Stier and Bettencourt co-led a working group on October 20–22 with Marc Berman, an associate professor of psychology at the University of Chicago. Around a dozen researchers from the fields of psychology, complex systems, economics, sociology, and cognitive science presented their research at the three-day meeting, "Identifying General Socioeconomic and Environmental Factors Affecting Human Decision-Making and Behavior.” They took stock of a new body of evidence from experiments and observations and explore decision-making in complex environments, with a specific goal of building theories that can integrate and model context generally.
Broader discussions on the topic followed the presentations. "Part of what we want to do is try to understand as a group, whether the findings hold together, and if they do, how may we use them to create a better theory of decision making?" says Bettencourt.
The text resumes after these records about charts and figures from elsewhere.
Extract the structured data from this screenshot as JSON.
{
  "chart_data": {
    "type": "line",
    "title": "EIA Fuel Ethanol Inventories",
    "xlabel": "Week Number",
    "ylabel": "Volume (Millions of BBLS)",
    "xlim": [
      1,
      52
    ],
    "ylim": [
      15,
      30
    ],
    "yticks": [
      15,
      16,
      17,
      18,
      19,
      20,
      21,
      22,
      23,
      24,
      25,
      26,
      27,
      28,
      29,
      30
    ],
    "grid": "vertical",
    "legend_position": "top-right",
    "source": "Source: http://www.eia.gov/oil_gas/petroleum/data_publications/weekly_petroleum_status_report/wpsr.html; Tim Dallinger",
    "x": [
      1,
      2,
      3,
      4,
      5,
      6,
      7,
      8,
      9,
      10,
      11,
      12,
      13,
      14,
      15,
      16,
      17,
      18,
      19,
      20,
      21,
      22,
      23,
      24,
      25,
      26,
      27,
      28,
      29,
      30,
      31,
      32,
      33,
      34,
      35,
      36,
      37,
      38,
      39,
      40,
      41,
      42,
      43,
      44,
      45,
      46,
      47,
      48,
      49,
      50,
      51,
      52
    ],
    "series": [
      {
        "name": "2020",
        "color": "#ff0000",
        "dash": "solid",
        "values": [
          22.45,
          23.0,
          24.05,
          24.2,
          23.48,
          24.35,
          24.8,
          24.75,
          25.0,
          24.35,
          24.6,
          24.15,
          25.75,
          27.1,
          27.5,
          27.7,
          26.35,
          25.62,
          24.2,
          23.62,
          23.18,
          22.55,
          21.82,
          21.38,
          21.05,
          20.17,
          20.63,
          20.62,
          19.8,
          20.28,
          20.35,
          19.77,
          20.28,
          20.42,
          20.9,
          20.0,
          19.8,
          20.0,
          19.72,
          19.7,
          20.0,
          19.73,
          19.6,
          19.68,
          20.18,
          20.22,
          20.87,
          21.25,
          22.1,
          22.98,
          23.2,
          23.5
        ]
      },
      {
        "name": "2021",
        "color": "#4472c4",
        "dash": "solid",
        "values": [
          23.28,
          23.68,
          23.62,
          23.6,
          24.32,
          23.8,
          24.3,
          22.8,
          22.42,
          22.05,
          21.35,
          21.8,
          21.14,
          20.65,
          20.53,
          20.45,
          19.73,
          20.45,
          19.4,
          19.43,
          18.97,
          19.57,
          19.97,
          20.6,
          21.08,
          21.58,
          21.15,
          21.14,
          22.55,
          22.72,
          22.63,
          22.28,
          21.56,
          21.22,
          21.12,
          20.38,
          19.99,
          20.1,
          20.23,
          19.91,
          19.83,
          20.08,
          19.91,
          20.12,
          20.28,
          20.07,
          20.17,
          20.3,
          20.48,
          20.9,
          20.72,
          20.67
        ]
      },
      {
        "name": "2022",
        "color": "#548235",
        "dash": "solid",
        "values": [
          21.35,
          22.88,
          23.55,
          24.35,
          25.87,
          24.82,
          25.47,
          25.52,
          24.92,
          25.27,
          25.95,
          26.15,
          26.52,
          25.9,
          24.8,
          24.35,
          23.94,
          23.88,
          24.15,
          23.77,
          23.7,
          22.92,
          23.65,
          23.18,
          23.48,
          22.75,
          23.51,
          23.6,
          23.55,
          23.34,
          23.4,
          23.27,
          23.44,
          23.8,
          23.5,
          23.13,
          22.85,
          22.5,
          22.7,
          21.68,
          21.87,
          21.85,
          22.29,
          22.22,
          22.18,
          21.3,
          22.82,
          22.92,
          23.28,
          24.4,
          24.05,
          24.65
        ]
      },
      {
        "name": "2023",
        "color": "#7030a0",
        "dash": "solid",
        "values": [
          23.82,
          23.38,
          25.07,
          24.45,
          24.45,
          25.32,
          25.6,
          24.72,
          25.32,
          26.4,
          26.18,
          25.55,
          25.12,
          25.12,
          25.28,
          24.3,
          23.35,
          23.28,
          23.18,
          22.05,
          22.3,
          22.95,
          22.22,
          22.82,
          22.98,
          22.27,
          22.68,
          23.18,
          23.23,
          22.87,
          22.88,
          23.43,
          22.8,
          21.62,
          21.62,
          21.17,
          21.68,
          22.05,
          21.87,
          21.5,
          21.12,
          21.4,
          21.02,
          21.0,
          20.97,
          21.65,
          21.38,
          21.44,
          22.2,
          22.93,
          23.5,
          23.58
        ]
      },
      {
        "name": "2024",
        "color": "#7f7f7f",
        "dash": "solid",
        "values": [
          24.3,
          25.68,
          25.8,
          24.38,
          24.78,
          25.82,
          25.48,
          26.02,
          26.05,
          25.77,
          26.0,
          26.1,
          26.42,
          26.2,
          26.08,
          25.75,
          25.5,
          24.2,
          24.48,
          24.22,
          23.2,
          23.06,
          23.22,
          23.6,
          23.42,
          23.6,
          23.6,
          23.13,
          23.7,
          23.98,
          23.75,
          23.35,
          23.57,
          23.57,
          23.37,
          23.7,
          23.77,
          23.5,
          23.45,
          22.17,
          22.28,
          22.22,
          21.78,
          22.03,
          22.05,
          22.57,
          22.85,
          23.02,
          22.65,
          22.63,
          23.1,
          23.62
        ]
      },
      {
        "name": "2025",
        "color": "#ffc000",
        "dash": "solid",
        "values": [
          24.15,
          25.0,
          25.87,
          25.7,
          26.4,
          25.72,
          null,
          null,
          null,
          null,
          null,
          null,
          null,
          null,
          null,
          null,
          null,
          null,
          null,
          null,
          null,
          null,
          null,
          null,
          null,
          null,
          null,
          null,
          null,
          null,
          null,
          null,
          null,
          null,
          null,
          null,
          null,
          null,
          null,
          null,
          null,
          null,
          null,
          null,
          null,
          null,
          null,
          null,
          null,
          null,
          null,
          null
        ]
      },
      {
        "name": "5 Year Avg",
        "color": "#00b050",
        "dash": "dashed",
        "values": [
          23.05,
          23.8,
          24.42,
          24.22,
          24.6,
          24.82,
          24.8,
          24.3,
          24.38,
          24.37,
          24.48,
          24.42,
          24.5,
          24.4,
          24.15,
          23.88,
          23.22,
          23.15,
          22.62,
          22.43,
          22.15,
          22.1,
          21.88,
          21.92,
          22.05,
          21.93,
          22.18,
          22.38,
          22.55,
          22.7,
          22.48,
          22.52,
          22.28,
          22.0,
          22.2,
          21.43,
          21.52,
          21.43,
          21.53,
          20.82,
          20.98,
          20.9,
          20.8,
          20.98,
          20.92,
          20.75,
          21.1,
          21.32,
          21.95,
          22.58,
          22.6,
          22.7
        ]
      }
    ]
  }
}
Doing so could help policymakers design societal interventions that enable individuals to make better decisions in key life spheres, such as health, personal finance, and education. Additionally, it will deepen SFI researchers' understanding of how context shapes behavior in complex systems.
First, the working group needed to address what the new theory could look like, Stier says. Some big questions were weighing on his mind: "Is it possible to have a general model of context? Are there commonalities to context that are useful for us to formalize with a mathematical model?" In planning the meeting, he hoped it might lead to some concrete answers.